Tom Lloyd's acceptance speech on taking the helm as Master of the Royal Designers for Industry, November 2021
Evergreen & Bird
Homo Sapiens play an utterly dominant part in what is now, controversially, known as the Anthropocene Epoch. As with any natural system, humanity’s evolution and development is a constant process of inputs and outputs, action, and reaction, as co-habitants of the natural world. This epoch has been so named because for the first time in the Earth’s history, our actions are putting now unbearable strain on the habitat that we share and that we depend on for life.

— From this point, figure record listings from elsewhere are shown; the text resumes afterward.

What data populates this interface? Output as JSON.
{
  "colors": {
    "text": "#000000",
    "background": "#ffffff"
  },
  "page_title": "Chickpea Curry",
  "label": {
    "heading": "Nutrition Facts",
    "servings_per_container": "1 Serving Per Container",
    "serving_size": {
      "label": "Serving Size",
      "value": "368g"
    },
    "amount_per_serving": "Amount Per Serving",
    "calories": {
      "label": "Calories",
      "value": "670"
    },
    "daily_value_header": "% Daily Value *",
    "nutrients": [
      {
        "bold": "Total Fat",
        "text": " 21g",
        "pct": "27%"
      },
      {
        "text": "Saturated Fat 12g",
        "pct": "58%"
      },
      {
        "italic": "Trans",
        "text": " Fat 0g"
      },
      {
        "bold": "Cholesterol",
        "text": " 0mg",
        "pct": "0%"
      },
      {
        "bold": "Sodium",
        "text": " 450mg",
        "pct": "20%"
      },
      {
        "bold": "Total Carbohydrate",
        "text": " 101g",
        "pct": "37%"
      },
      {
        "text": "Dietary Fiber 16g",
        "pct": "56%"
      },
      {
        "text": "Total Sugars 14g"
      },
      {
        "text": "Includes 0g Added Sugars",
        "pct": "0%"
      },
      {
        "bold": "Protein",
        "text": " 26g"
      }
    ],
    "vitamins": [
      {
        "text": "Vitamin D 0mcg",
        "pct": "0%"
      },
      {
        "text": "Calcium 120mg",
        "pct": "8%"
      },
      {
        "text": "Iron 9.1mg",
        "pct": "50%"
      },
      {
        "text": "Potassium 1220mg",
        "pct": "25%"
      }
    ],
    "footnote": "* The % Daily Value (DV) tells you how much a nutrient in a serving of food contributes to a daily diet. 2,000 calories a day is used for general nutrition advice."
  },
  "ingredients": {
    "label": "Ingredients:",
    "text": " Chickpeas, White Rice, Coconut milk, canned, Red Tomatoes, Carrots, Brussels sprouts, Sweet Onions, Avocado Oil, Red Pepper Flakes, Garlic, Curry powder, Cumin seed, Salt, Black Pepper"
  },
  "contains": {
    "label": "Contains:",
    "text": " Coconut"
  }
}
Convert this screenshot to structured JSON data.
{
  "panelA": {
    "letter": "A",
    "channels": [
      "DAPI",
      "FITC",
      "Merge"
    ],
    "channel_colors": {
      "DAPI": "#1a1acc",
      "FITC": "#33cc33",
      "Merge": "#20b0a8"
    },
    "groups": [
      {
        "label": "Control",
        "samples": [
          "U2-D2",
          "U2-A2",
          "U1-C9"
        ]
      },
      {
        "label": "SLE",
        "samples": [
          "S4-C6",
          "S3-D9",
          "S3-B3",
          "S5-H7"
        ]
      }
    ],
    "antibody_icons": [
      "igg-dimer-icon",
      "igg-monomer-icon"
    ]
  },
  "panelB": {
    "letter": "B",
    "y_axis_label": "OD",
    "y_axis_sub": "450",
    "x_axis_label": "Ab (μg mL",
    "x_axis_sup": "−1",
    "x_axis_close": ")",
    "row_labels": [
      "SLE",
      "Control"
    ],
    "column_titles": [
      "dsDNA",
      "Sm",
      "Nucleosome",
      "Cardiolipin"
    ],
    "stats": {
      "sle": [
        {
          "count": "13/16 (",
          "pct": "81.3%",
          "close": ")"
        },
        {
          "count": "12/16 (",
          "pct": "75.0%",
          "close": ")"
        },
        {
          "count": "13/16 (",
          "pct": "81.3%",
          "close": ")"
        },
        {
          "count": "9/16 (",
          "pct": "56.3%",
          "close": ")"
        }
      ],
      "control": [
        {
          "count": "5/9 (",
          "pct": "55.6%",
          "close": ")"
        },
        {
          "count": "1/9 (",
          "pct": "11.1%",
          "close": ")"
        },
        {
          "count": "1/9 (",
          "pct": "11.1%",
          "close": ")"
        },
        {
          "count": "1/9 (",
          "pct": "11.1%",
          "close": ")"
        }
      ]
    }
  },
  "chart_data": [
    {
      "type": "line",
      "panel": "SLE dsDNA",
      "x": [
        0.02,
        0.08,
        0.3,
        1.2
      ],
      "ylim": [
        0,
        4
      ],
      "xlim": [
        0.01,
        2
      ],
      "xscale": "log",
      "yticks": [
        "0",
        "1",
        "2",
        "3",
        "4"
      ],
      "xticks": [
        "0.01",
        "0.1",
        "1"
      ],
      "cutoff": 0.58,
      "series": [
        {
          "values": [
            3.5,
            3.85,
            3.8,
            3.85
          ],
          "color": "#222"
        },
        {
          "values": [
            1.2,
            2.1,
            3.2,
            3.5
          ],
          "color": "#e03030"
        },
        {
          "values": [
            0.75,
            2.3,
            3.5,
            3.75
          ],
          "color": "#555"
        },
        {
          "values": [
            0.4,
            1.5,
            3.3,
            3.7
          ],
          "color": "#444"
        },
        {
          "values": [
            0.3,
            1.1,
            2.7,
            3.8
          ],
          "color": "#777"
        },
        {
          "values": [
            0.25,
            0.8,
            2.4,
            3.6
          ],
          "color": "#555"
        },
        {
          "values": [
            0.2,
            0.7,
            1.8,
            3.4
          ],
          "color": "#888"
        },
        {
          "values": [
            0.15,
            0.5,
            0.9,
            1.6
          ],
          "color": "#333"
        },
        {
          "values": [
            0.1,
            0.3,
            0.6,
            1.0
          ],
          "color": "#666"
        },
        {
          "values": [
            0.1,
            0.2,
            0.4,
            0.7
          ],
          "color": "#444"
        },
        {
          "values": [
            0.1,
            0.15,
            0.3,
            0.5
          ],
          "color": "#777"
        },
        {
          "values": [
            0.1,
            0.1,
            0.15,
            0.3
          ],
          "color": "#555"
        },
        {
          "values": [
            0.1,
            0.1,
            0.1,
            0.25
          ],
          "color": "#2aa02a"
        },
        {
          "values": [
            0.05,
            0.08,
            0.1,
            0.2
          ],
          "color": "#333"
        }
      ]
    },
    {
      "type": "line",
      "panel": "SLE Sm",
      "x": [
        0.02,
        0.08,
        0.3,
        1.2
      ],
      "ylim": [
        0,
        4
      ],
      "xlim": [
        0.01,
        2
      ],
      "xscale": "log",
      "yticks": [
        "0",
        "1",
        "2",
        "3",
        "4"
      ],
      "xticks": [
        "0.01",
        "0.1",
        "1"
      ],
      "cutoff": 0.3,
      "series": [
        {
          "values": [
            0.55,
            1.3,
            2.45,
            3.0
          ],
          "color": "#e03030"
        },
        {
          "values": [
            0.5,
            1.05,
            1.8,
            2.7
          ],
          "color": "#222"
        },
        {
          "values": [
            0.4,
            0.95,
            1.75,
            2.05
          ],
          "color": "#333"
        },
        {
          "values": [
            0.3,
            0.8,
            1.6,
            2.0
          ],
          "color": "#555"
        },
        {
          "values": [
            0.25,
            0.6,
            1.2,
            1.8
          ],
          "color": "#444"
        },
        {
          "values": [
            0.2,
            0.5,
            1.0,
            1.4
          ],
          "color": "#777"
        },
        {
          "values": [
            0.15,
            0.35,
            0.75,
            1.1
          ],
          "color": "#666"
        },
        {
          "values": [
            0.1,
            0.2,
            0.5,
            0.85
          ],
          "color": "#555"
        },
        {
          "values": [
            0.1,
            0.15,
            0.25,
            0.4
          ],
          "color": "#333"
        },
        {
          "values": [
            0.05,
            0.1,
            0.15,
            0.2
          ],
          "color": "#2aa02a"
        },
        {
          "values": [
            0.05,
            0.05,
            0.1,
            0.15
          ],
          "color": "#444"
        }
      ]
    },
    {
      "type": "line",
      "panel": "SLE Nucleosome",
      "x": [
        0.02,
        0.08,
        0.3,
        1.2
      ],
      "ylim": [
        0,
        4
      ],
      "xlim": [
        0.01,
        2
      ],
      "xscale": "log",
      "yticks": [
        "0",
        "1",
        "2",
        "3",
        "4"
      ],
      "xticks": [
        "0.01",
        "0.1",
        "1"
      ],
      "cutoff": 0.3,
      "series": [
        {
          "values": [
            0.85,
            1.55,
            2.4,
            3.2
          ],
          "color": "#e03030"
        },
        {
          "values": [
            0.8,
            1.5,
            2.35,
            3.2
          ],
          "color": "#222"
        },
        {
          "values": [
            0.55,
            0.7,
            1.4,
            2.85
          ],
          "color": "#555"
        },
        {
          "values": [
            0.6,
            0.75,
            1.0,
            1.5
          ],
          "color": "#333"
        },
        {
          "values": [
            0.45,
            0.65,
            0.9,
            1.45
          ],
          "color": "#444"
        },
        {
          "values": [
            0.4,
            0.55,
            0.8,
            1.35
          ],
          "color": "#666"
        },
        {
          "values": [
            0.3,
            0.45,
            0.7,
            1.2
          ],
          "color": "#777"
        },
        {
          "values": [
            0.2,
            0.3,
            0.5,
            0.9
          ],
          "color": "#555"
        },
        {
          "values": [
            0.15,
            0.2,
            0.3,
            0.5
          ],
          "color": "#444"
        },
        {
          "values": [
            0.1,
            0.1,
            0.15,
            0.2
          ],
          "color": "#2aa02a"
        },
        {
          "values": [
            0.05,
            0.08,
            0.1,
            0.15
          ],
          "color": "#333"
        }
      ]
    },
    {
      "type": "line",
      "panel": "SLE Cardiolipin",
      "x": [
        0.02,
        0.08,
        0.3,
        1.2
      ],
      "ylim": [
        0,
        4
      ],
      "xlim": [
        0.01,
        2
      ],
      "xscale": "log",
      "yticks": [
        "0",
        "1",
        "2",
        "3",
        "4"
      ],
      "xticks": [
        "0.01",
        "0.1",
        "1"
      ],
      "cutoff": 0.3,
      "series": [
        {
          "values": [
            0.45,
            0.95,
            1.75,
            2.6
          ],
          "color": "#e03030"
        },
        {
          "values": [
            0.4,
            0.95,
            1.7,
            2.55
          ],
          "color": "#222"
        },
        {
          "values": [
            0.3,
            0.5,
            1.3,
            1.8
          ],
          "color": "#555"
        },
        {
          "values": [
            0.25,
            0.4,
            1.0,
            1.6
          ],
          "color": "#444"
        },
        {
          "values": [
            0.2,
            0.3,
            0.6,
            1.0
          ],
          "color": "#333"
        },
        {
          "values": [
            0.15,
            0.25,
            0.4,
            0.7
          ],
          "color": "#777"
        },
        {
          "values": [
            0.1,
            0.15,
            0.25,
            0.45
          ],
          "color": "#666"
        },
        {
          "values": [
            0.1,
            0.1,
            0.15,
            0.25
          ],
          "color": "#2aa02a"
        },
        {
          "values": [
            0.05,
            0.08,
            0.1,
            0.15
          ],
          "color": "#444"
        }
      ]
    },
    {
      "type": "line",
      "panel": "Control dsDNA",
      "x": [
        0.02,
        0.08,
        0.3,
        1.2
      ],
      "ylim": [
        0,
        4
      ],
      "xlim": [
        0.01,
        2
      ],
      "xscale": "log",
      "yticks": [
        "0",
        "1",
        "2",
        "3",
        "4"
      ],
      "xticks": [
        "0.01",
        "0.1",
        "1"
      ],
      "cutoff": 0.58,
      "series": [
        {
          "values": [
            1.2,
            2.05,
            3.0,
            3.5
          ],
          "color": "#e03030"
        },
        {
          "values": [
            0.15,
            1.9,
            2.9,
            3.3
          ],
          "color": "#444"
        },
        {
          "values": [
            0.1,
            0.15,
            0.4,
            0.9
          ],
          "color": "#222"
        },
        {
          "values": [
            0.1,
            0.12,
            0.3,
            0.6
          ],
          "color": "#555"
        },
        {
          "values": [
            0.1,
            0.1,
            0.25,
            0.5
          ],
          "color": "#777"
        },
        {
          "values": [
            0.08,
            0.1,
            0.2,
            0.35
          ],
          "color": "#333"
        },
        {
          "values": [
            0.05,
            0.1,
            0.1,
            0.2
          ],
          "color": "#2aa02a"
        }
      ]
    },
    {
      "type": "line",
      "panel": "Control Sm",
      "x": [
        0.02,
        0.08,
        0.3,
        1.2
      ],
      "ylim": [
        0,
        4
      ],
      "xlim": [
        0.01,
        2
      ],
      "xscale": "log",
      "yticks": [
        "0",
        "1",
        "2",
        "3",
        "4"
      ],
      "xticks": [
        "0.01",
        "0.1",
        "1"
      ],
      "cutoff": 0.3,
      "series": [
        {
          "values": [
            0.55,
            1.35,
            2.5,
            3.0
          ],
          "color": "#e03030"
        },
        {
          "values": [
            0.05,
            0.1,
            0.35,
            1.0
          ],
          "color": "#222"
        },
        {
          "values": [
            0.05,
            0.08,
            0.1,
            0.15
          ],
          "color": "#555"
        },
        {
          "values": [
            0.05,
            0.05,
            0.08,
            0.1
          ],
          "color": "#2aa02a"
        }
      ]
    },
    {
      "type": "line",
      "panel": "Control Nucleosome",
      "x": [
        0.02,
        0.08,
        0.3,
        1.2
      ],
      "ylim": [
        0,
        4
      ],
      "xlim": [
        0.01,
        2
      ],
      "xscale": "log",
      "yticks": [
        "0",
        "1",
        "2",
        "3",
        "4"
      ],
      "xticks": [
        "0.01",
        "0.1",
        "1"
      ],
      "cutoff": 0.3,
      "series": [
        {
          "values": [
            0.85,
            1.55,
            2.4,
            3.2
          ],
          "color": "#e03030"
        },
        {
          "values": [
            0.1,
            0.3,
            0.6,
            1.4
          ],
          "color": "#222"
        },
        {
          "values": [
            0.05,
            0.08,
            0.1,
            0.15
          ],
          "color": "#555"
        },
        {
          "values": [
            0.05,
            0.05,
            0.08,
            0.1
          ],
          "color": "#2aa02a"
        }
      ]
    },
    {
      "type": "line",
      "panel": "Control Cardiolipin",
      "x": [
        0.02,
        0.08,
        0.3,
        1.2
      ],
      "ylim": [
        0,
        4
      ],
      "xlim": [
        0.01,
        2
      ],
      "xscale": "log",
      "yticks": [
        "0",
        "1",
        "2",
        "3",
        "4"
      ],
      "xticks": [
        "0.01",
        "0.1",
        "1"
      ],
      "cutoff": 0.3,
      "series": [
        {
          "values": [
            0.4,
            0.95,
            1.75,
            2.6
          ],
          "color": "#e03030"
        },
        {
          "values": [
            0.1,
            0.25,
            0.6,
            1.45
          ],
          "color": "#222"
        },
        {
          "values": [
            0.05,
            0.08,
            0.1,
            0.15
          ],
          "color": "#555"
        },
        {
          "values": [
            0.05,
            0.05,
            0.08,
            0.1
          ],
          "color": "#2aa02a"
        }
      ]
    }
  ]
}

As both designers and humans, we are participants in this system, and never more critically than now. These two images are both shocking and sad to me, and so expressive of the challenges that we face today. Why is it that we somehow disconnect our own contribution to this reality through the acquisition of our new kitchens, bicycles and books stored in those containers and the plastic lodged in that bird’s stomach? Hopefully, the blocking of the Suez Canal by the stranded Evergreen may be in future seen as a watershed moment in drawing our attention to the realities of global production and consumption that we have become so accustomed to.
So, I want to talk this evening about change and our role as designers in responding to and leading change in the world.
Raymond Loewy
For decades hence, the car was an optimistic and aspirational path to our future, a symbol of progress and freedom.